What is the subject of which they are most ignorant? History!

Now dig this from the Brennan Center Report on New York's Civics Literacy: "For years (all of) New York required social studies (civics) assessment tests for its fourth and eighth grade students. The eighth grade assessment consisted mostly of history questions . . . Overall, New Yorkers did not perform well on those tests, and New York City students performed horribly. At a 2005 hearing of the New York City Council's Education Committee, school officials informed the council members that "more than 80 percent of New York City eighth graders failed to meet state standards in social studies."

So what happened as a result? "School officials said that they pay little attention to fourth and eighth grade social studies assessment tests 'because they are not among the criteria used to determine if schools are performing adequately, either under state regulations or the federal No Child Left Behind law.'"

I remember that when Eva Moskowitz was a member of the City Council--before her Success Charter Network of schools had Harlem parents urgently trying to have their children accepted--she was the only council member to keep after Joel Klein about what he was actually doing to restore classes in civics. Klein did help her charter schools, but I recall nothing he actually did to respond credibly to those questions by her.

Hey, Chancellor Walcott, what do you have to say in response to the following urgent concern in the Brennan Center Report?

"Civic literacy is the prerequisite for developing the ties that bind us together as a nation.

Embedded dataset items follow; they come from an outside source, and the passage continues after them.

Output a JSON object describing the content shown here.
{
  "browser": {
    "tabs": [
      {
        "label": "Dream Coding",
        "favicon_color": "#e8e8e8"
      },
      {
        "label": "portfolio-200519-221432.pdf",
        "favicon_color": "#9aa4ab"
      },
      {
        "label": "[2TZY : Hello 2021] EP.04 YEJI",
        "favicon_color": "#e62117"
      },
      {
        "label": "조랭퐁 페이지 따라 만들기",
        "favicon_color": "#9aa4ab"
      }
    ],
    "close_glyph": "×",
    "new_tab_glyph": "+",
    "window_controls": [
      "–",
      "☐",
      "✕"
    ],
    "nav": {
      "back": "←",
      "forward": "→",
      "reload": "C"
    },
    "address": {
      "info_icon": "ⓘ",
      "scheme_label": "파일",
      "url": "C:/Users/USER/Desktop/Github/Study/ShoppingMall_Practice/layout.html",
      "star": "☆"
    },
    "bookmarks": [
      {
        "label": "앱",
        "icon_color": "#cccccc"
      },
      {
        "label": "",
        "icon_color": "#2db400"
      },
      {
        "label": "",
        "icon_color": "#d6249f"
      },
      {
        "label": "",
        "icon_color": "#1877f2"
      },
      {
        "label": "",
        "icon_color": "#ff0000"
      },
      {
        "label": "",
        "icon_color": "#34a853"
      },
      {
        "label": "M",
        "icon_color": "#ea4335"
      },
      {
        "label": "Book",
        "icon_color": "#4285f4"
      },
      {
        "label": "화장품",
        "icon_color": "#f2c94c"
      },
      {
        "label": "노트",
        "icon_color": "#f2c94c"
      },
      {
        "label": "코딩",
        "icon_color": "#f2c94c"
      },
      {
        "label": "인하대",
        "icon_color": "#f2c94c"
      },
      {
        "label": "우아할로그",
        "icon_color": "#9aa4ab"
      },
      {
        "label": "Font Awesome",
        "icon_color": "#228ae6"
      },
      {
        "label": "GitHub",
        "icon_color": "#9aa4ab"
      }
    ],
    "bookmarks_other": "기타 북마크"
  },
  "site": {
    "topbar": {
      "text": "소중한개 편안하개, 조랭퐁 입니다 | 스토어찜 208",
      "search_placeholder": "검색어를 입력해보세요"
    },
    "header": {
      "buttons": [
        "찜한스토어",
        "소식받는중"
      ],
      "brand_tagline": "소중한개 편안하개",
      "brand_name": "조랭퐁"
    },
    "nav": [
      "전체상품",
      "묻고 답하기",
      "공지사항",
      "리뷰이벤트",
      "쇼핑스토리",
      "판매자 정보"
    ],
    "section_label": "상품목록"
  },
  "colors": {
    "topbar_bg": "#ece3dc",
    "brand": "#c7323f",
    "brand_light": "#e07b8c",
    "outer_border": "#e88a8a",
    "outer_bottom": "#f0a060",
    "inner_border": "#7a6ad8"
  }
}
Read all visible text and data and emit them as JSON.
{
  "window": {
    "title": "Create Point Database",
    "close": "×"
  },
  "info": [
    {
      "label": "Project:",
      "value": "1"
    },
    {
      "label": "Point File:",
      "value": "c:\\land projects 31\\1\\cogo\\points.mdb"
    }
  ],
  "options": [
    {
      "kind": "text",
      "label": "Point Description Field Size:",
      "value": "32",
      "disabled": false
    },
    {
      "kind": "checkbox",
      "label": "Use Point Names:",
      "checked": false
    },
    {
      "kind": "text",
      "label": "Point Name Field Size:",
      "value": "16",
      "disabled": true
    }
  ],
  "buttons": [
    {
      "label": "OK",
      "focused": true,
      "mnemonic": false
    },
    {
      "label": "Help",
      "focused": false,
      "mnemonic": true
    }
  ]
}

It enables us to disagree and pursue our interests and the common interest . . . Without these tools, we are now moving in a different direction, heading toward what the philosopher Michael Sandel calls a 'story-less condition,' in which 'there is no continuity between present and past, and therefore no responsibility, and therefore no possibility for acting together to govern ourselves." While Ray Kelly keeps zealously stopping and frisking citizens.

This column is open to you, Chancellor Walcott, to tell New York students, parents, and other citizens and residents what is being done in real life, real time, to engage students in learning why Thomas Jefferson often warned that the only basic safeguards of our constitutional rights and liberties are in the people themselves.

In one of the last conversations I had with Justice William Brennan, he said to me, "Remember, pal"--he called many people "pal"--"liberty is a fragile thing."

And if you don't know what your constitutional liberties are, how will you be able to realize they're gone?

If I were teaching civics in this public school system, I would ask students to react--after they'd discovered who Jefferson, James Madison, Supreme Court Justice Hugo Black ("Don't be afraid to be free!"), et al., were--to what an underrated Supreme Court Justice, David Souter, said while declaring his retirement at the National Archives Museum on May 21, 2009: Who we are as Americans "can be lost, is being lost, it is lost." What's needed "is the restoration of the self-identity of the American people."

Imagine Thomas Jefferson in East Harlem seeing cops stopping and frisking people in total disregard of the Bill of Rights' Fourth Amendment. He'd think King George III had taken back the colonists.